Par ailleurs, à l’opposé de la loi des débouchés de Jean-Baptiste Say, il considère qu’il est possible que la demande monétaire globale soit inférieure à l’offre de marchandises.
Enfin, il estime que les décisions d’épargner et d’investir sont prises par des agents économiques différents, et pour des raisons différentes, ce qui signifie que rien ne permet de garantir l’égalité, à un moment donné, de l’épargne et de l’investissement.
Deux taux d’intérêt avec la stabilité des prix pour objectif
À la base de son raisonnement, Knut Wicksell distingue deux taux d’intérêt. En effet, il y a, d’une part, le taux naturel, qui est déterminé par des facteurs réels, notamment les coûts de production et la productivité du capital. Lorsque l’offre d’épargne est équivalente à la demande de capital, cela correspond à ce taux, ce qui implique qu’il ne modifie pas les prix sur le marché des biens et des services. Il ne crée donc pas d’inflation, dans la mesure où il équilibre l’offre et la demande.
Il y a, d’autre part, le taux de marché (ou taux monétaire) observé sur le marché des capitaux. Ce taux peut donc être modifié par l'action de la banque centrale et par les banques qui peuvent émettre des prêts et donc créer sans limite de la monnaie.

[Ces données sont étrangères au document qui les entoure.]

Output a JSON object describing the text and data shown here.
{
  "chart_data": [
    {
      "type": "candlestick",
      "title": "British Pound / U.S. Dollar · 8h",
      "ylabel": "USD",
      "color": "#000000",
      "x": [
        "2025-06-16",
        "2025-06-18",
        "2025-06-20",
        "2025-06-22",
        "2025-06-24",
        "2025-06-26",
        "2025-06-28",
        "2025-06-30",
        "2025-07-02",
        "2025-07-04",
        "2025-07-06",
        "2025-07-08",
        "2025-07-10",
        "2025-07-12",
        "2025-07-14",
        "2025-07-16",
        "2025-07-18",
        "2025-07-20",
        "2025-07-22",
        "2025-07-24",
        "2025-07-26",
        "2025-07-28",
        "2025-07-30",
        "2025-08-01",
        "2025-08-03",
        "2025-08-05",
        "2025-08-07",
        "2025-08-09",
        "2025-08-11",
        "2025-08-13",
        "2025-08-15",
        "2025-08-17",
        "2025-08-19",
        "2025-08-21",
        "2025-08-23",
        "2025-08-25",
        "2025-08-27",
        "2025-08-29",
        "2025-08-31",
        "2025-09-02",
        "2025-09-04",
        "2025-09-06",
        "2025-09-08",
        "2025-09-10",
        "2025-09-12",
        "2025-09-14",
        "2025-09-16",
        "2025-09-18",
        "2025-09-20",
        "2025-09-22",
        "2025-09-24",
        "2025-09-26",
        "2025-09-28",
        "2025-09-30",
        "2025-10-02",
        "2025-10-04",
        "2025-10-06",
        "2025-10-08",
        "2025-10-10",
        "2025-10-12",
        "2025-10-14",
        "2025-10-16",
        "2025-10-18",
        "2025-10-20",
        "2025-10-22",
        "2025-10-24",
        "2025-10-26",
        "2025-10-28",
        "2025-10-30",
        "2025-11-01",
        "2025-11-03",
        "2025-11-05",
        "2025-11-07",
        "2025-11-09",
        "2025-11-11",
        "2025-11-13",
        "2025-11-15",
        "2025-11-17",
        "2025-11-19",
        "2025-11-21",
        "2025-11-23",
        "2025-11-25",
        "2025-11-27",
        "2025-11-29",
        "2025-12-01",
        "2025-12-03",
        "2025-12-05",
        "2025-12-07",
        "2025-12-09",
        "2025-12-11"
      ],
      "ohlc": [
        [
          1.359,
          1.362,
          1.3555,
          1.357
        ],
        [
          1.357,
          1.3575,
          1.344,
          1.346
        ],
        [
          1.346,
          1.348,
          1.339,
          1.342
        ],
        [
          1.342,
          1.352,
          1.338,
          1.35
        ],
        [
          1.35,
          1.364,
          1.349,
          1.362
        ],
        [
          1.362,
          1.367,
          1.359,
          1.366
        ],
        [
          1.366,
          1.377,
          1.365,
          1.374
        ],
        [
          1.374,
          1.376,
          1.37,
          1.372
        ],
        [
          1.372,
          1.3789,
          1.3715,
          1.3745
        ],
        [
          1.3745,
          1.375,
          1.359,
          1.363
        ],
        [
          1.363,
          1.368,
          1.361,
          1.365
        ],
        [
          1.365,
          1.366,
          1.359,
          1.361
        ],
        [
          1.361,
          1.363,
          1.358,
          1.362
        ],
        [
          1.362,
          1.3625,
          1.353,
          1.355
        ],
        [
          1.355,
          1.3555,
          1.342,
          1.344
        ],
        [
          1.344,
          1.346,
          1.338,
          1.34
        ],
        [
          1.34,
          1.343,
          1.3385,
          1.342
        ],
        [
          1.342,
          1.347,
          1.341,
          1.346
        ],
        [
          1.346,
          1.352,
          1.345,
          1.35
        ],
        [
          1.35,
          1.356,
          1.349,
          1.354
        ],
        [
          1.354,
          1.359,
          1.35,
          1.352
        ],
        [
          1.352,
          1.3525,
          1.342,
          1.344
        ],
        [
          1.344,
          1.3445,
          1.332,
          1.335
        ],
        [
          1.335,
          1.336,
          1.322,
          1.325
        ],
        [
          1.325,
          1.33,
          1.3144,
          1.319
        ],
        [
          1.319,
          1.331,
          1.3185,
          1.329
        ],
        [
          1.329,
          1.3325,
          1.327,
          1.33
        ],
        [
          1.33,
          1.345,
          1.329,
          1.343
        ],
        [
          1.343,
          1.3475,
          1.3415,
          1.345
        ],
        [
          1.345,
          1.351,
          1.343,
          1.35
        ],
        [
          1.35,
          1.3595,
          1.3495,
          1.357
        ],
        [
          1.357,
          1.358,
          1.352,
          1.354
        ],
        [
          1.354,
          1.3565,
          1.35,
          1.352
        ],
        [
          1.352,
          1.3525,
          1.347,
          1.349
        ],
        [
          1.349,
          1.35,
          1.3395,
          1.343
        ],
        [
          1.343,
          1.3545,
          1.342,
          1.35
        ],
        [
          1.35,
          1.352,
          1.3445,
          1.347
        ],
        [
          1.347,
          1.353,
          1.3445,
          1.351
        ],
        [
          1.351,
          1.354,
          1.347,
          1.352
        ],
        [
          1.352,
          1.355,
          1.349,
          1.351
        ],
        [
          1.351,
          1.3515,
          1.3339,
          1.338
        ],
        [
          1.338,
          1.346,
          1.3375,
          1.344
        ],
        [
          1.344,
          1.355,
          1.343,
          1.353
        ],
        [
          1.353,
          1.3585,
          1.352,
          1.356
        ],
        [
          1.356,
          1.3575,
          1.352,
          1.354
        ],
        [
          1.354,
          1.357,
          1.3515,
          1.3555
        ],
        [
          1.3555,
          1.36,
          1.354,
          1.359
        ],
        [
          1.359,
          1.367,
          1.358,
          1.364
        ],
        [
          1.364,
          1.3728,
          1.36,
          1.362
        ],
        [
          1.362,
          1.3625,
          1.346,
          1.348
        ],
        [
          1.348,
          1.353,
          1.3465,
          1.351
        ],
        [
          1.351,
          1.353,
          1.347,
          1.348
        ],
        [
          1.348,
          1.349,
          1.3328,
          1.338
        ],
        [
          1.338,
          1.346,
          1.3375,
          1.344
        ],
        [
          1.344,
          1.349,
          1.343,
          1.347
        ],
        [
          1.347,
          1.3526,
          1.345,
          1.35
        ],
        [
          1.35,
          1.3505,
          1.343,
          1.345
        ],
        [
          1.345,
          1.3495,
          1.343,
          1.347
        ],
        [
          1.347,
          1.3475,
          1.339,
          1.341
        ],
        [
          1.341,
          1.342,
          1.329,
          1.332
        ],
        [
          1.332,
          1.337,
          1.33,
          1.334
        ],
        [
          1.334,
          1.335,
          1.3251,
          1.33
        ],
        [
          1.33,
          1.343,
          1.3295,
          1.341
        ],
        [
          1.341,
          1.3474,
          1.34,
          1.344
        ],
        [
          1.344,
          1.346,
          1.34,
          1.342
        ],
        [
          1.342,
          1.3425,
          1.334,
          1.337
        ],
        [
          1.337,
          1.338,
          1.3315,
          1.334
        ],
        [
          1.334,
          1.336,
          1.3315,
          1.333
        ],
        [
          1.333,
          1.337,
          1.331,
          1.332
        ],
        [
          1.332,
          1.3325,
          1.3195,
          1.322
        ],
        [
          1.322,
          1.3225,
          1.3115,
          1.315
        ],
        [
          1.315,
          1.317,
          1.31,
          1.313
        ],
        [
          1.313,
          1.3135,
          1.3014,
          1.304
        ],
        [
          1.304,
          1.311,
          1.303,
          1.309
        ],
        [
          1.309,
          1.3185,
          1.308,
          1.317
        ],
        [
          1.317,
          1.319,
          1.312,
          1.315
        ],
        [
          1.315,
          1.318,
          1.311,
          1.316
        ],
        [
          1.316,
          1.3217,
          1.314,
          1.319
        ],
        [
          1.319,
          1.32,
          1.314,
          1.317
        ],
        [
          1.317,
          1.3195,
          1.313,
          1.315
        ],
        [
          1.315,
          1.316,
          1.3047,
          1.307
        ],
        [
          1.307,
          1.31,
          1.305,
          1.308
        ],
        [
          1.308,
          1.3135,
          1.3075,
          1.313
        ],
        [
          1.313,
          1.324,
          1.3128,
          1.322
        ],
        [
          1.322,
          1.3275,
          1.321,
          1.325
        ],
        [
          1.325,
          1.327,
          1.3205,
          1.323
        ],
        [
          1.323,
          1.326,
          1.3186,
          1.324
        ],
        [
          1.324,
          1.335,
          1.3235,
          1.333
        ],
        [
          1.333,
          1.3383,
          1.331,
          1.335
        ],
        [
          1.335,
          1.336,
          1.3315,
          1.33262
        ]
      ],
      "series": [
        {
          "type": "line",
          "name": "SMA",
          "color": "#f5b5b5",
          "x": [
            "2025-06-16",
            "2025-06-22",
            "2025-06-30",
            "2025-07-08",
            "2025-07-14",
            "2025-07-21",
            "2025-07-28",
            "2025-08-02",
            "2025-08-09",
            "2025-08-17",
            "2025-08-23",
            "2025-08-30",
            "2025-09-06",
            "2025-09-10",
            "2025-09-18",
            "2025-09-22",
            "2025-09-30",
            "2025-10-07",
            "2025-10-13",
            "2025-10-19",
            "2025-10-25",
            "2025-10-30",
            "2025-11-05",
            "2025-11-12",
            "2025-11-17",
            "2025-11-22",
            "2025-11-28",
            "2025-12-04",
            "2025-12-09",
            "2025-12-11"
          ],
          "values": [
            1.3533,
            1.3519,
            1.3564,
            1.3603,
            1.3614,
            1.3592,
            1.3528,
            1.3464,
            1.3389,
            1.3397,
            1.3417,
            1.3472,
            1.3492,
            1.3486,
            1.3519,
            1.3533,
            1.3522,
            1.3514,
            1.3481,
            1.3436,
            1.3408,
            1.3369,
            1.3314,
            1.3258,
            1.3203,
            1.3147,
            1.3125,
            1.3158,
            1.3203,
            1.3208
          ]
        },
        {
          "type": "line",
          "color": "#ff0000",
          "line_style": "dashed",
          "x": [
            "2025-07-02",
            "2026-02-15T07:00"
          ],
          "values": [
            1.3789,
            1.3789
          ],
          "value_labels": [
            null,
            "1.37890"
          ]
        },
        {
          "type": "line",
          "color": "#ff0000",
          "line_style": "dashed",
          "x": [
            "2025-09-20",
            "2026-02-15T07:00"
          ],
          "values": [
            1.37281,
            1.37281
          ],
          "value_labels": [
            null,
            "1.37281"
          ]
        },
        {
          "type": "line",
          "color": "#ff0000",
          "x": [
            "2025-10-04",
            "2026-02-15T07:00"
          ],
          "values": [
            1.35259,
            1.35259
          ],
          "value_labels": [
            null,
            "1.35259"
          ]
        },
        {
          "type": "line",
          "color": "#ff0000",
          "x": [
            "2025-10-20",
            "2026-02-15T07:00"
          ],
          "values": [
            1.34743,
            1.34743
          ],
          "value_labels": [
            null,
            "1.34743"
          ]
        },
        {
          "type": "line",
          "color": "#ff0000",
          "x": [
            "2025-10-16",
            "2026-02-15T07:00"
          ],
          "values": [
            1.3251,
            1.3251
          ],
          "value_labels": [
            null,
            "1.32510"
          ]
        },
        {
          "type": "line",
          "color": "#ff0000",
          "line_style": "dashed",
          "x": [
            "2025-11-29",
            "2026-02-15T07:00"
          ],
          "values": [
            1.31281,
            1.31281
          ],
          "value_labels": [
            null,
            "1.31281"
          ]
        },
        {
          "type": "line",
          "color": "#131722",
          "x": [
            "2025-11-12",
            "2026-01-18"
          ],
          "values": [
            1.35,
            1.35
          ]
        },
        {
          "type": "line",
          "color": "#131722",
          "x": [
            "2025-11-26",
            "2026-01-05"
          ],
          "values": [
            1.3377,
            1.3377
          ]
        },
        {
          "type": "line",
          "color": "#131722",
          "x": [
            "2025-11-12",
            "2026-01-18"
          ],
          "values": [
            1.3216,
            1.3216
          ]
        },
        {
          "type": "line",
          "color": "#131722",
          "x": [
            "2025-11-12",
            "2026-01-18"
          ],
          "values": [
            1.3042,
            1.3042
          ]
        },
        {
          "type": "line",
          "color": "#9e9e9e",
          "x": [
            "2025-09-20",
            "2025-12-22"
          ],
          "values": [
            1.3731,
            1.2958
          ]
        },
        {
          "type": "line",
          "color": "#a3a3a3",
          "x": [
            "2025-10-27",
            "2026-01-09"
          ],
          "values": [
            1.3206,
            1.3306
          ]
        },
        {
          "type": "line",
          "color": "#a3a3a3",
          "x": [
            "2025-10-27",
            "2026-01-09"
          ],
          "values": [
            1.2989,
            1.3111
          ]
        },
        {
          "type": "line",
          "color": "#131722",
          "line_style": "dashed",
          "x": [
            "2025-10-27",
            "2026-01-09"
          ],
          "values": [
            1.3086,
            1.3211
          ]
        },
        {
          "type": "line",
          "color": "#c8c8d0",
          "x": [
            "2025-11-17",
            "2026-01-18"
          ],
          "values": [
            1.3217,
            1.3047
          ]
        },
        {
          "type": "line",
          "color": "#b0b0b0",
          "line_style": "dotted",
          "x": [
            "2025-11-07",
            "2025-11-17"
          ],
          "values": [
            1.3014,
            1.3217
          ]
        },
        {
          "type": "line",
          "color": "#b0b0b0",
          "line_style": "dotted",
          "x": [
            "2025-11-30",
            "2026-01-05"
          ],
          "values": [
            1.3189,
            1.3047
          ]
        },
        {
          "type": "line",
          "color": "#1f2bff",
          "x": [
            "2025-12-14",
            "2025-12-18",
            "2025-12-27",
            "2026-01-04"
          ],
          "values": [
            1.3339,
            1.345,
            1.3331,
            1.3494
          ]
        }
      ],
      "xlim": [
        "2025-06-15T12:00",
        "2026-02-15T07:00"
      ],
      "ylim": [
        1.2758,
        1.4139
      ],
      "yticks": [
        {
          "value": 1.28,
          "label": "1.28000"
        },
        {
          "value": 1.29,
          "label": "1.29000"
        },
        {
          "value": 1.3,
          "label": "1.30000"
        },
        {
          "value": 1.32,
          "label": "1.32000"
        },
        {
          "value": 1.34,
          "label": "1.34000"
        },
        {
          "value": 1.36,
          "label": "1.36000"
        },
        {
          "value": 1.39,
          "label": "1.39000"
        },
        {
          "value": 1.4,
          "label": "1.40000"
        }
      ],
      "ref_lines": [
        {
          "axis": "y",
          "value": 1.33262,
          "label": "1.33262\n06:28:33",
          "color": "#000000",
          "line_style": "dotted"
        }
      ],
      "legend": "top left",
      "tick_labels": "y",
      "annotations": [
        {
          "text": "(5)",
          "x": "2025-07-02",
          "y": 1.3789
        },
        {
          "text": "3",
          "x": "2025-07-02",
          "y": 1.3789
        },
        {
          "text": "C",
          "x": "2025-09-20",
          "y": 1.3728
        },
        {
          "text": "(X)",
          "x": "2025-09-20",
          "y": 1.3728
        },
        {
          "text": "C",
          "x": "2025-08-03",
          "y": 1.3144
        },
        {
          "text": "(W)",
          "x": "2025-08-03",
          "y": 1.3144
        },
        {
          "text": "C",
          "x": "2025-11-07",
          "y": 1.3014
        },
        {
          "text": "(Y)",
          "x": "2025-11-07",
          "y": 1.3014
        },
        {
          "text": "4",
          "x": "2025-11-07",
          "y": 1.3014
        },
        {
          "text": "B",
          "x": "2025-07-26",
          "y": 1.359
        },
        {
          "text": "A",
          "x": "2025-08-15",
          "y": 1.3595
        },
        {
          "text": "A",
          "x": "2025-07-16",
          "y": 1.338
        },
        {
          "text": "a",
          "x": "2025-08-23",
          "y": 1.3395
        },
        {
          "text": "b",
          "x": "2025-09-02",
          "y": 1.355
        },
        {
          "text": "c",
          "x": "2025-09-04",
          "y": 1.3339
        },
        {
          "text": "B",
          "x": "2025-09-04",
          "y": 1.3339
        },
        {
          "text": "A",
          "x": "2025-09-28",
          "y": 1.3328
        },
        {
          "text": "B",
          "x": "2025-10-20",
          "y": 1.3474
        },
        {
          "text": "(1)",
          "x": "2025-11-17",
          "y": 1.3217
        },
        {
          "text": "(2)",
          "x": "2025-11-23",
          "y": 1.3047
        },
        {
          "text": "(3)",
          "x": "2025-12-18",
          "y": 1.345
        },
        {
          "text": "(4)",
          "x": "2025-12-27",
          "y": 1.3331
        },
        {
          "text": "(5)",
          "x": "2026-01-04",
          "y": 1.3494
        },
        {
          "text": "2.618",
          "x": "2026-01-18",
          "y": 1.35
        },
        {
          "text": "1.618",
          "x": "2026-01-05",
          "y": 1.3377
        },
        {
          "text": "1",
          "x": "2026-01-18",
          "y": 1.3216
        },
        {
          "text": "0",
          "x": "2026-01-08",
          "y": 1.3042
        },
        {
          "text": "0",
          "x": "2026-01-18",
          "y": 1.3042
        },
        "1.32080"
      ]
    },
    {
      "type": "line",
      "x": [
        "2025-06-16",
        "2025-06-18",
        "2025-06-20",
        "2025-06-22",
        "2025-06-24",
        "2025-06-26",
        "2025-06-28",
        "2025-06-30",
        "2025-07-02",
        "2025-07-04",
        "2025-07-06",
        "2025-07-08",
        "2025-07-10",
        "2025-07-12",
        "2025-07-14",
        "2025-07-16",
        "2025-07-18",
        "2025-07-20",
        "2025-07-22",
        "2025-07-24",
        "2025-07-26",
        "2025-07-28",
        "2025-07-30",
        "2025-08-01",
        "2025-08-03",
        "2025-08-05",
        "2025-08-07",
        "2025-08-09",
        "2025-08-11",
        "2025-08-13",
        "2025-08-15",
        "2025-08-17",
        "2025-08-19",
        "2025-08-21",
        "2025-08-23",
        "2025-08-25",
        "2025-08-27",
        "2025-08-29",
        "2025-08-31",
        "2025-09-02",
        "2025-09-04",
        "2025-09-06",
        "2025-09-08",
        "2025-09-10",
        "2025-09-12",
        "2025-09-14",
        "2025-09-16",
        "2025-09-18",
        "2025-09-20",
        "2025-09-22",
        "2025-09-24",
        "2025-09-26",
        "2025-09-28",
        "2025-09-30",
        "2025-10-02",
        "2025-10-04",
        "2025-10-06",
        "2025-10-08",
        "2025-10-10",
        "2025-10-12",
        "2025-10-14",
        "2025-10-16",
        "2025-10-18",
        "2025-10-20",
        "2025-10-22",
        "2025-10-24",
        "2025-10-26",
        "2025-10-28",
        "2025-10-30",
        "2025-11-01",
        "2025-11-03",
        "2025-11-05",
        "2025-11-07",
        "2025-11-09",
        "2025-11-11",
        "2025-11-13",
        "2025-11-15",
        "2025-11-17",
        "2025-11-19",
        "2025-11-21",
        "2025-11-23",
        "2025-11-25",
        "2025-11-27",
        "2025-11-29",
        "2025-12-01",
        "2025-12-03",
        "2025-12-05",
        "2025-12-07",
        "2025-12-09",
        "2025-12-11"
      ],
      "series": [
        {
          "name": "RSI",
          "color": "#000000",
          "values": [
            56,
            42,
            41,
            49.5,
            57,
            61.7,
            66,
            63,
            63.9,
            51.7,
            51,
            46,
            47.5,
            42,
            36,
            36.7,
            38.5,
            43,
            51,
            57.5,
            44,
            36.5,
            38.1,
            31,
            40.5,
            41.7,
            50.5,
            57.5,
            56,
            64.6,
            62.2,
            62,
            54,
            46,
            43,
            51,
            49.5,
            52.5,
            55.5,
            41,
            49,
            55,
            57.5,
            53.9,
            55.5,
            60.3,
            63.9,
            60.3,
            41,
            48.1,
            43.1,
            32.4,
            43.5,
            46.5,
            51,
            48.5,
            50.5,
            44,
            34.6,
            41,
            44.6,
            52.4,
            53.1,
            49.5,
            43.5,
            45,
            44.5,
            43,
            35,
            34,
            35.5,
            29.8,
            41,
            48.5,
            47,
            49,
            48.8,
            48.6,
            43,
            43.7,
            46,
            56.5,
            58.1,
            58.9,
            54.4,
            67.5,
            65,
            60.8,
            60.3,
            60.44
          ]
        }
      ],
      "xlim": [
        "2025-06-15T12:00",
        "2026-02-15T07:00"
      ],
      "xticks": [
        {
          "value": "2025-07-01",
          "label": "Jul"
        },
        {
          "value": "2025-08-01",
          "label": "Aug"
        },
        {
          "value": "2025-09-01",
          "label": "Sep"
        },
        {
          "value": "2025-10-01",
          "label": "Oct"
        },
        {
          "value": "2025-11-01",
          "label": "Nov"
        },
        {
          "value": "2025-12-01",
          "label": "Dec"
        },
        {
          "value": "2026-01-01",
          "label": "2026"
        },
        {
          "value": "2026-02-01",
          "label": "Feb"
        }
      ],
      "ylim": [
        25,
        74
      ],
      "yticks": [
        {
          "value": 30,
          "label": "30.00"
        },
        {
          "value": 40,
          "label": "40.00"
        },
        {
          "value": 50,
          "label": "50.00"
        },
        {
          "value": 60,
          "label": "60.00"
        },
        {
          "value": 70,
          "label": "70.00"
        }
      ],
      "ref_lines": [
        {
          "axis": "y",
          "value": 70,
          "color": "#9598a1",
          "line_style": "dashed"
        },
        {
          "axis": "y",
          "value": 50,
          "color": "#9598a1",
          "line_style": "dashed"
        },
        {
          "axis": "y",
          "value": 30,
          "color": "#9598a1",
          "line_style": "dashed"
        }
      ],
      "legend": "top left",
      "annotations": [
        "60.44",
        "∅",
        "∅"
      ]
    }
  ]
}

Selon Wicksell, rien ne permet de garantir qu’il y ait une égalité entre ces deux taux, ce qui est pourtant la condition de l’équilibre macroéconomique. En effet, un taux de marché qui est inférieur au taux naturel va entraîner une hausse de l’investissement au-delà de l’épargne, et donc une hausse des prix (c’est-à-dire de l’inflation). À l’inverse, un taux de marché qui est supérieur au taux réel va avoir un effet inverse et entraîner une dépression, une baisse des prix (c’est-à-dire une déflation) et du chômage. Selon Knut Wicksell, un système monétaire rationnel devrait avoir pour objectif de contrôler le taux de marché pour faire en sorte qu’il coïncide avec le taux naturel. Le but étant d’obtenir la stabilité des prix.